Il faudrait que le gouvernement arrête de dire qu’il y a des ressources disponibles quand il n’y en a pas. Les seules ressources disponibles ce sont les organismes comme Revivre ou les cliniques privées

Martin Enault, président du conseil d’administration de Revivre

Le directeur général de Revivre, Jean-Rémy Provost, est conscient que l’on ne peut pas faire abstraction des règles sanitaires, mais il croit que l’on doit davantage s’attarder à la santé mentale des Québécois si l’on ne veut pas se retrouver avec une augmentation des troubles anxieux et dépressifs au printemps.

Ça mériterait d’être regardé d’un peu plus près par le gouvernement. Ce n’est pas seulement une question d’argent, mais aussi de consultations et des concertations entre les CLSC, les CIUSSS et les organismes qui oeuvrent en santé mentale, explique-t-il.

L'aide annoncée tarde à se concrétiser

À la fin du mois d'août, la ministre de l'Enseignement supérieur, Danielle McCann, a annoncé une aide de 10 millions de dollars pour bonifier l'offre de soutien en santé mentale offerte aux étudiants, mais sur le terrain les résultats tardent à se faire sentir.
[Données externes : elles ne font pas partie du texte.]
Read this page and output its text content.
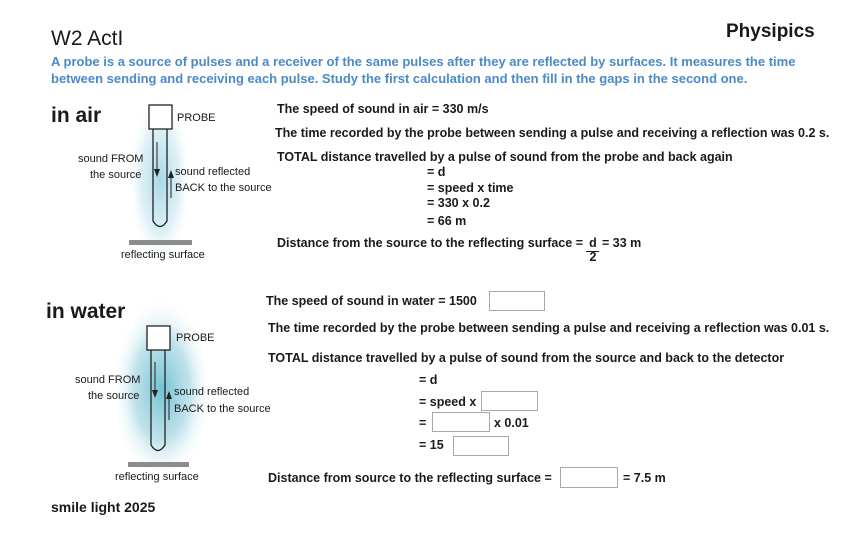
W2 ActI	Physipics
A probe is a source of pulses and a receiver of the same pulses after they are reflected by surfaces. It measures the time between sending and receiving each pulse. Study the first calculation and then fill in the gaps in the second one.
in air	PROBE
sound FROM
the source	sound reflected
BACK to the source
reflecting surface
The speed of sound in air = 330 m/s
The time recorded by the probe between sending a pulse and receiving a reflection was 0.2 s.
TOTAL distance travelled by a pulse of sound from the probe and back again
= d
= speed x time
= 330 x 0.2
= 66 m
Distance from the source to the reflecting surface = d
2
= 33 m
in water
PROBE
sound FROM
the source	sound reflected
BACK to the source
reflecting surface
The speed of sound in water = 1500
The time recorded by the probe between sending a pulse and receiving a reflection was 0.01 s.
TOTAL distance travelled by a pulse of sound from the source and back to the detector
= d
= speed x
=	x 0.01
= 15
Distance from source to the reflecting surface =	= 7.5 m
smile light 2025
Mme McCann prenant la parle au Salon bleu.

Danielle McCann a admis que l'aide annoncée peut prendre un certain temps avant de se concrétiser sur le terrain.

Photo : La Presse canadienne / Jacques Boissinot

Interrogée à ce sujet en entrevue à RDI, Danielle McCann a expliqué que cette aide pouvait prendre un certain temps avant d'arriver sur le terrain.

Elle s’est dite préoccupée par l’augmentation des troubles de santé mentale chez les étudiants. On est en train de regarder les mesures que l’on peut prendre pour faire certains ajustements, pour essayer que les étudiants aient davantage de contacts, mais aussi qu’il y ait davantage d’activités et de travaux d’équipe, même si c’est à distance, a-t-elle indiqué.

Le ministre délégué à la Santé et aux Services sociaux, Lionel Carmant, a par ailleurs annoncé la semaine dernière une aide de 900 000 $ à l'organisme Tel-jeunes, submergé d'appels depuis le début de la crise.